本版导读
文文是我的一位工友,在那个多为“须眉”的世界里,她很受大家“宠爱”,可她还是被逼走了
工友的“太阳”
文文是我的一位工友,在那个多为“须眉”的世界,她很受大家“宠爱”,可她不喜欢自己的工作,一心想“跳槽”。
文文很漂亮,但一点也不文气。就是夏天,白皙的脸也遮着一个大口罩,好像单怕车间里的药尘玷污了自己那张好看的睑,可工衣的扣子总扣不严,有意在胸前留一大片空白,吸引得老少爷们专朝那个地方盯。文文也不在乎。盯急了,她大骂一声“当心看瞎了你的狗眼。
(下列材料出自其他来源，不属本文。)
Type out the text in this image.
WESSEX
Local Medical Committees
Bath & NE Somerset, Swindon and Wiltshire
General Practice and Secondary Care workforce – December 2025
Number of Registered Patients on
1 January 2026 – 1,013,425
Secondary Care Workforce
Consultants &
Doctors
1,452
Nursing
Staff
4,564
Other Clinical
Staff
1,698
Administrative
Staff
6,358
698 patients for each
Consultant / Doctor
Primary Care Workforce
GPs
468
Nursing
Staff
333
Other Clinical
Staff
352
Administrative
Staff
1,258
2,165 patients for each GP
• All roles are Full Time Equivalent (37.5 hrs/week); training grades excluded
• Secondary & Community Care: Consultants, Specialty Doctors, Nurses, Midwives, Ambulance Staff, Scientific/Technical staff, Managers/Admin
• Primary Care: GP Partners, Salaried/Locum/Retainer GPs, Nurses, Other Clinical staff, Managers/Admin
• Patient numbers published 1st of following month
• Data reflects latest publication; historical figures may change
”那语气极其有力顺口,尖声浑气地从口罩后面发出来,骂得大家一阵好笑。
工房本来就不规则,狭长的像个盒子,没人有人都一样的沉闷,仿佛一条死谷。男工大多数在前,女工大多数在后,大有“半江瑟瑟半江红”的诗味。机器一响,天动地动,人整天干一样的活,都也成了“机器”,固定的转动,车间的生产气氛很死。
文文像什么都没有似的进来(她老迟到),喋喋不休的话语就跳满进工友的耳朵,女工嫉妒地躲开,男工都全围了过来,众星捧月似的,随便她说什么大伙儿都爱听。边说边干,产品一模接一模地下得很快,领导也搞不清大家干活哪来这么大的野劲。
“世界本来就是由男人和女人组成的”。在这个男性多的小小世界,多出一个会说话、乐意和大家打闹的女人,世界就变得绚丽多彩起来、文文成了男工友心中的“太阳”。
“太阳”也有黑子,慢慢的,话多了,和男工的特殊关系让女工友眼红。班长在女工的怂恿下,给文文安排了扎实的活儿,以致让她上班再也没有时间去发挥自己的“光芒”。女工友还像躲“瘟神”似的躲着她,使她知道什么叫作孤苦伶仃,什么叫作人言可畏。
文文病倒了,她累倒在工作台上,被迫休假一个月。车间突然又恢复了原来的寂静,男工友心中总觉得少了一点什么,干活都懒洋洋的。而当文文满脸笑容地又来上班时,有人竟失口喊出“太阳又出来啦!”那天的班产整整比往日多了2.5万。可后来,文文还是被女工们的冷漠逼着调走了,她走后,车间的人都很想念和她在…起的日子。